171 Boeing 737 MAX 9 Planes Grounded After Mid-Air Blowout on Alaska Airlines Jet

171 Boeing 737 MAX 9 planes were grounded after Alaska Airlines jet suffered a mid-air blowout

The Federal Aviation Administration (FAA) ordered a temporary grounding of 171 Boeing 737 MAX 9 jets installed with the same panel that caused a mid-air blowout on an Alaska Airlines jet on Friday.

The eight-week-old Alaska Airlines jet was forced to make an emergency landing after the door plug tore off the left side of the jet following takeoff from Portland, Oregon as it headed to Ontario, California.

“They will remain grounded until the FAA is satisfied that they are safe”, the agency said in a statement over the weekend.

The jet had reached 16,000ft (4,876m) before it had to turn back and land safely with all 171 passengers and 6 crew according to the BBC.

After an initial search for the missing door plug, it was recovered on Sunday in the backyard of a Portland School Teacher. The plug will be used in the investigation carried out by the US authorities.

Various US media outlets reported that the force of the 737 MAX 9 decompression, because of the door plug flying off, had such a force that it blew open the cockpit door.

Of the 171 planes grounded, 144 are operating in the United States according to Cirium.

Alaskan Airlines cancelled 170 flights, affecting nearly 25,000 customers, with the company acknowledging that travel disruptions will be expected to last until midweek.

United Airlines cancelled 230 flights on Sunday, which was 8% of all scheduled flights after grounding 79 of its 737 MAX 9 aircraft.

In a statement, United said that they had carried out inspections required by FAA on some of the aircraft.

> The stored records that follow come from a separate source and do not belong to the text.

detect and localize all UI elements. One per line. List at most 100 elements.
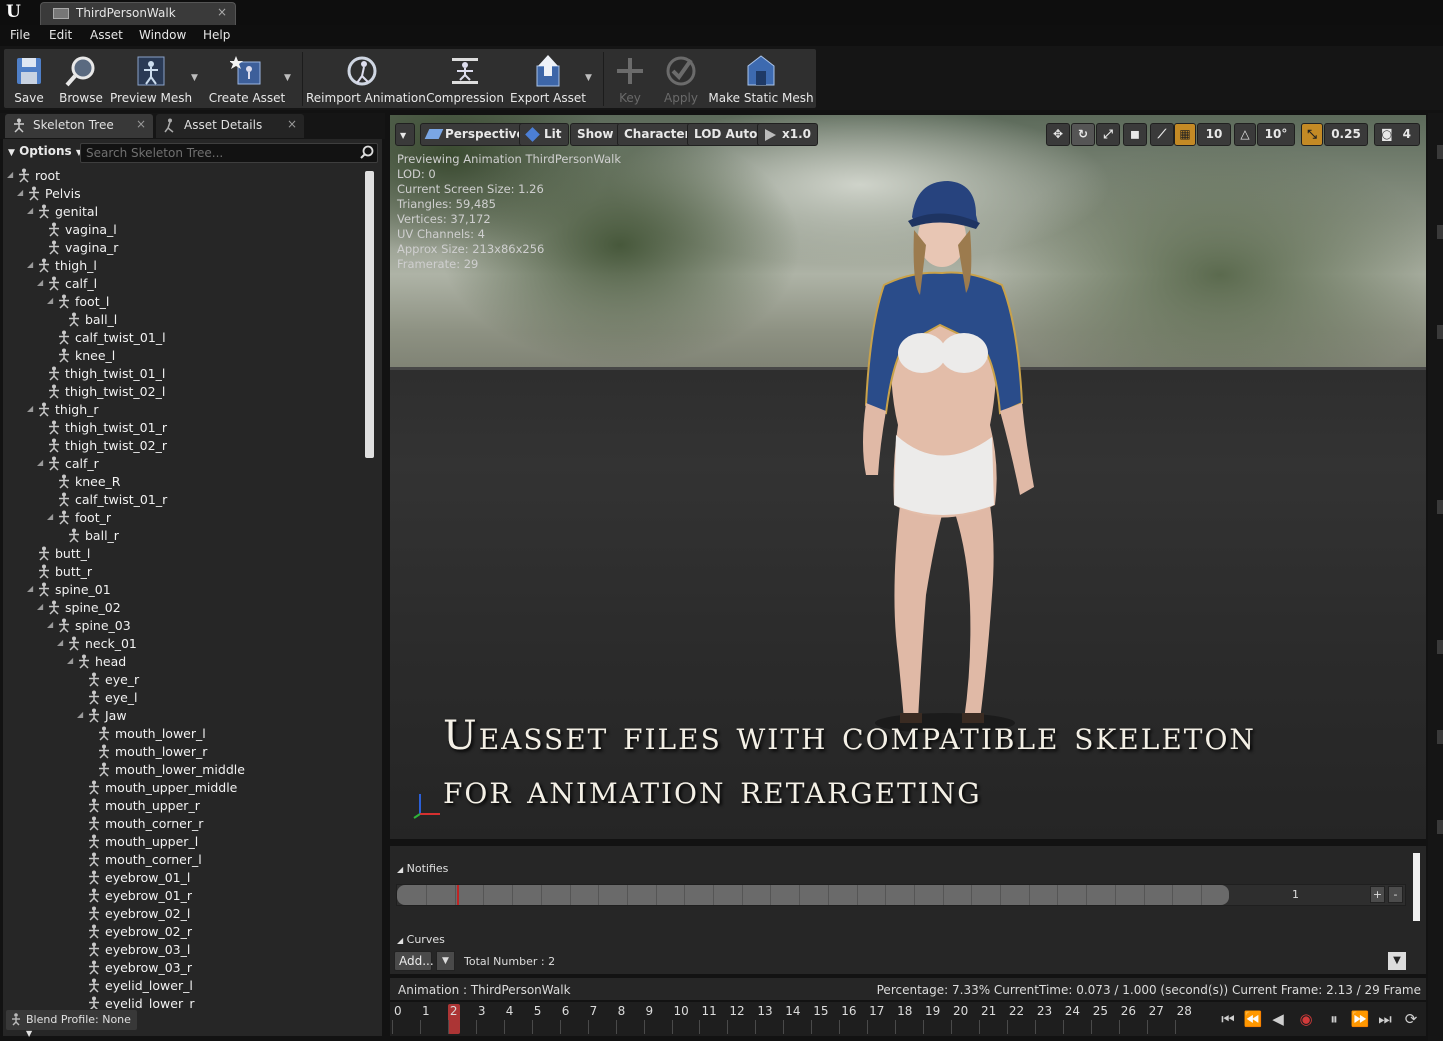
close-tab-icon[interactable]: × [217,5,227,19]
bone-row[interactable]: butt_l [5,545,363,563]
bone-row[interactable]: ◢ spine_03 [5,617,363,635]
preview-mesh-dropdown-icon[interactable]: ▼ [191,73,198,83]
bone-row[interactable]: mouth_lower_middle [5,761,363,779]
bone-row[interactable]: mouth_lower_r [5,743,363,761]
scale-snap-toggle[interactable]: ⤡ [1301,123,1323,146]
bone-row[interactable]: ◢ root [5,167,363,185]
options-button[interactable]: ▼ Options ▼ [8,144,82,158]
expand-toggle-icon[interactable]: ◢ [27,584,33,593]
bone-row[interactable]: mouth_lower_l [5,725,363,743]
lod-auto-button[interactable]: LOD Auto [687,123,765,146]
bone-row[interactable]: thigh_twist_01_r [5,419,363,437]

The extra exit door is typically installed by low-cost airlines using more seats that required additional evacuation routes. From a passengers’ view, the area looks like a normal window seat.

Sometimes, these doors can be plugged onto jets with fewer seats. This was the case with Alaska Airlines.

Jennifer Homendy, chair of National Transportation Safety Board (NTSB), in remarks picked up by Reuters, said that the auto pressurisation fail light had illuminated on the same Alaskan Aircraft on previous flights on December 7, Jan 3 and Jan 4.

Alaskan Airlines had made the decision following these warnings to restrict aircraft from making long flights over water to Hawaii so that it could return to back to an airport, Homendy added.

This is not the first time that a Boeing MAX aircraft has been grounded. In 2019, global aviation authorities grounded all MAX aircraft following crashes in Ethiopia and Indonesia resulting in the death of 346 people. The grounding lasted for 20 months due to issues with the Maneuvering Characteristics Augmentation Software (MCAS), a then new feature of 737 MAX 8.


Complex Installation

The incident comes at a crucial moment for Boeing as it seeks regulatory approval for the MAX 7 and MAX 10, both designed to compete with larger Airbus models, Reuters reports.

Boeing has delivered 214 of 737 Max 9, comprising 15% of the 1,300 MAX aircraft in service according to Reuters.

Various US media outlets have reported from sources close to the investigation that neither the FAA nor Boeing have agreed to the criteria for checks on the grounded aircraft. Therefore, this means that airlines have not received detailed instructions yet as to proceed with their checks.

The 737 MAX 9 plane can seat up to 220 passengers, making it Boeing’s largest single aisle plane. The plane includes an optional extra door to allow for the approved number of evacuation paths, should an aircraft choose to install the maximum number of seats.

Further sources have said that while the plug was manufactured and installed by Spirit AeroSystems, a Kansas-based company, Boeing has a potential role in what is a complex two-tier process of installation, according to Reuters.

Most airlines typically opt for a looser layout based on a smaller number of seats, therefore not requiring the additional door which adds weight and reduces cabin flexibility. Therefore, the door is deactivated before delivery using a “plug”.

Spirit builds fuselages for 737s and sends them by train with a special assembly door “rigged”, meaning that they are fitted but not completed.

Once they arrive at Boeing’s plant in Renton, Washington, Boeing typically removes this pop-out door, using the gap to feed in cabin equipment. The plane is slotted back and the installation is completed. The hull is pressurized to 150% to make sure everything is working correctly.

Industry experts say that door plugs have been used to help adapt aircraft for years, but the investigation will look at structural issues to assess whether manufacturing or assembly played a role in the incident.

The Insurer magazine cited aviation sources, which indicated that whether this grounding heralds a claim will depend on how long it takes to complete the inspections. The planes would typically need to be grounded for weeks or months, rather than days, to trigger any major impact. At this stage it seems that the grounding is expected to last until at least mid-week.

An extended grounding may also place further pressure on an all-risks market that has seen some airlines renew flat to down at Q4 2023 renewals.

Significant competition in the all-risks market has prevented primary insurers from pricing in reinsurance rate hikes, which sources suggest is likely to place pressure on margins in 2024.